Photo by Robbie Kanner/Vision For Viewers.

The Cambiata are never satisfied. They are so self-critical that they decided to record their new record almost completely independently of one another, each of them working with producer Noah Cole. And after a well received full-length and EP that have made the band one of the biggest in Portland, they decided to self-title this newest release because it's the first one they're actually happy with.

This is a good thing. Some bands are all buddy-buddy and live together and spend a lot of time telling each other how great everything sounds. That can be a great way to have a lot of fun, but it's a lousy way to produce music to which anyone else actually wants to listen. For the Cambiata, "we're all very critical of each other," says guitarist Miguel Barajas. "So much so that it's hard not to get into arguments."

When guitarist and keyboardist Sean Morin says, "We don't even like each other very much," it's hard to tell if he's kidding.

This ability for introspection and self-improvement has allowed the band to grow substantially in just more than two years. Their first album, 2006's Into the Night, was impressive, but fractured; it was a study in what they were capable of, but not fully realized. Last year's EP, To Heal, the first recorded work with drummer Dan Capaldi (Daniel McKellick's replacement), was luscious and artful, but slightly self-indulgent with too much chaff amid the wheat. With this new work, they've taken the important step of stepping outside themselves and considering the listener.

They've produced a record full of tight songs that only once go past five minutes, accomplishing the difficult task of creating epics in three minutes, songs made to sound simple in their complexity. "We don't want listeners to get bored," says Barajas. "We don't want people mid-song skipping to the next one because it's not really interesting ... We would talk about and destroy the songs, and I mean violently and passionately."

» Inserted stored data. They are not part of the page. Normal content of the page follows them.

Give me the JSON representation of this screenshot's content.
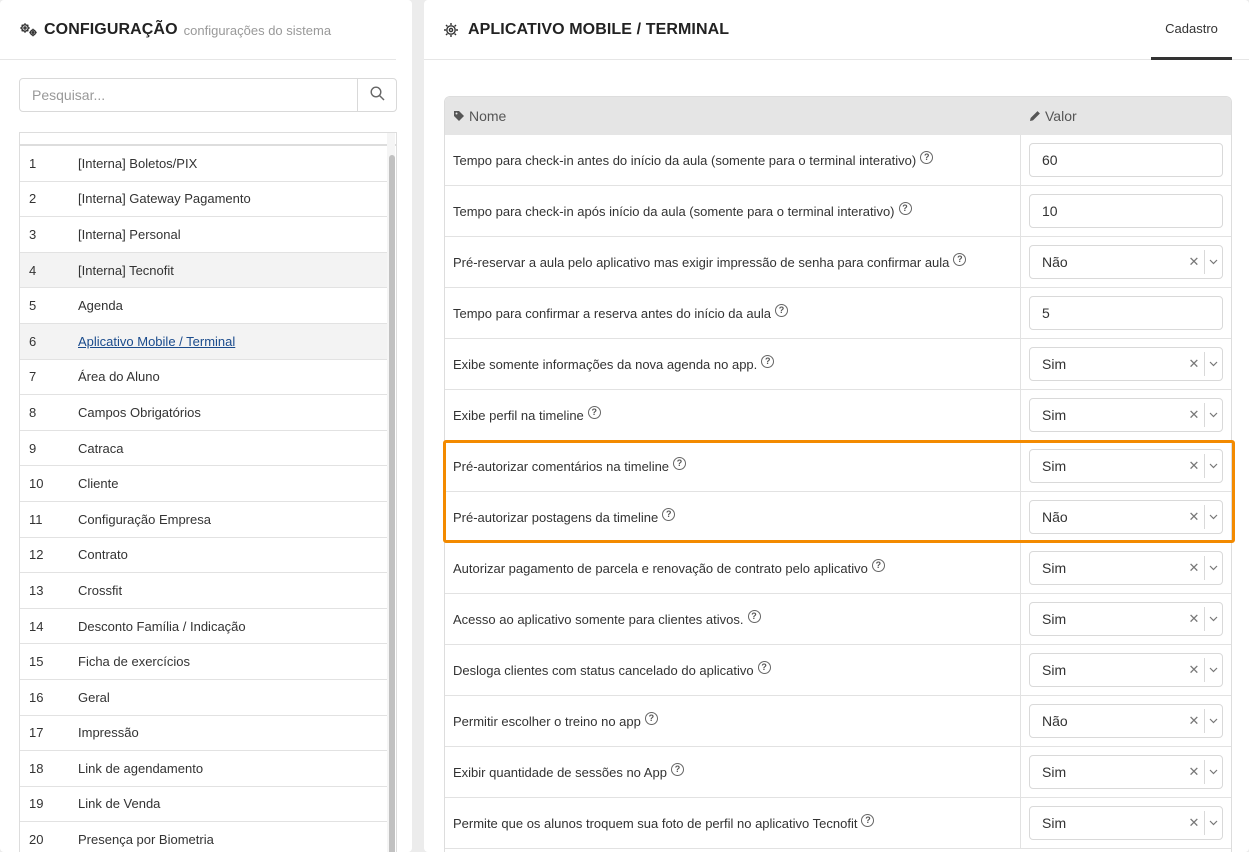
{
  "left": {
    "title": "CONFIGURAÇÃO",
    "subtitle": "configurações do sistema",
    "search_placeholder": "Pesquisar...",
    "items": [
      {
        "num": "1",
        "label": "[Interna] Boletos/PIX"
      },
      {
        "num": "2",
        "label": "[Interna] Gateway Pagamento"
      },
      {
        "num": "3",
        "label": "[Interna] Personal"
      },
      {
        "num": "4",
        "label": "[Interna] Tecnofit"
      },
      {
        "num": "5",
        "label": "Agenda"
      },
      {
        "num": "6",
        "label": "Aplicativo Mobile / Terminal"
      },
      {
        "num": "7",
        "label": "Área do Aluno"
      },
      {
        "num": "8",
        "label": "Campos Obrigatórios"
      },
      {
        "num": "9",
        "label": "Catraca"
      },
      {
        "num": "10",
        "label": "Cliente"
      },
      {
        "num": "11",
        "label": "Configuração Empresa"
      },
      {
        "num": "12",
        "label": "Contrato"
      },
      {
        "num": "13",
        "label": "Crossfit"
      },
      {
        "num": "14",
        "label": "Desconto Família / Indicação"
      },
      {
        "num": "15",
        "label": "Ficha de exercícios"
      },
      {
        "num": "16",
        "label": "Geral"
      },
      {
        "num": "17",
        "label": "Impressão"
      },
      {
        "num": "18",
        "label": "Link de agendamento"
      },
      {
        "num": "19",
        "label": "Link de Venda"
      },
      {
        "num": "20",
        "label": "Presença por Biometria"
      }
    ]
  },
  "right": {
    "title": "APLICATIVO MOBILE / TERMINAL",
    "tab": "Cadastro",
    "col_name": "Nome",
    "col_value": "Valor",
    "rows": [
      {
        "name": "Tempo para check-in antes do início da aula (somente para o terminal interativo)",
        "value": "60"
      },
      {
        "name": "Tempo para check-in após início da aula (somente para o terminal interativo)",
        "value": "10"
      },
      {
        "name": "Pré-reservar a aula pelo aplicativo mas exigir impressão de senha para confirmar aula",
        "value": "Não"
      },
      {
        "name": "Tempo para confirmar a reserva antes do início da aula",
        "value": "5"
      },
      {
        "name": "Exibe somente informações da nova agenda no app.",
        "value": "Sim"
      },
      {
        "name": "Exibe perfil na timeline",
        "value": "Sim"
      },
      {
        "name": "Pré-autorizar comentários na timeline",
        "value": "Sim"
      },
      {
        "name": "Pré-autorizar postagens da timeline",
        "value": "Não"
      },
      {
        "name": "Autorizar pagamento de parcela e renovação de contrato pelo aplicativo",
        "value": "Sim"
      },
      {
        "name": "Acesso ao aplicativo somente para clientes ativos.",
        "value": "Sim"
      },
      {
        "name": "Desloga clientes com status cancelado do aplicativo",
        "value": "Sim"
      },
      {
        "name": "Permitir escolher o treino no app",
        "value": "Não"
      },
      {
        "name": "Exibir quantidade de sessões no App",
        "value": "Sim"
      },
      {
        "name": "Permite que os alunos troquem sua foto de perfil no aplicativo Tecnofit",
        "value": "Sim"
      }
    ]
  }
}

The result is a total lack of chaff. Each entry and exit is exquisitely scripted, while Cole, outside the walls of a traditional studio, has worked with each band member (and a whole string section) to create something of a minimalist sound. This record's theme is change — the first track is "Changing Everything," an exercise in painstaking restraint — and those who've come to think of the Cambiata as a heavy or loud band will very much have to change their opinion. While there is still something of a heavy aesthetic, an affinity for distortion and a fiendish aggressiveness, their sound has morphed in much the way Radiohead's has, incorporating a new quiet subtlety that better allows the sharp edges to poke you.

This also allows Chris Moulton's superb vocals to shine all the brighter, as they're often paired with just the keyboards or guitars in the openings and verses. He may not be quite as acrobatic here as on their past releases, but he is laser precise and produces some truly sublime pieces of beauty, as with the crisp melody of the chorus in "The Gold She Gives," blending tremendously with the strings and horns to erect a haughty pity when "some bankrupt fool is accepting it." In the last verse, he manages a perfectly cheery melancholy for "all is well that ends/So let us clap our hands/To another empty bottle."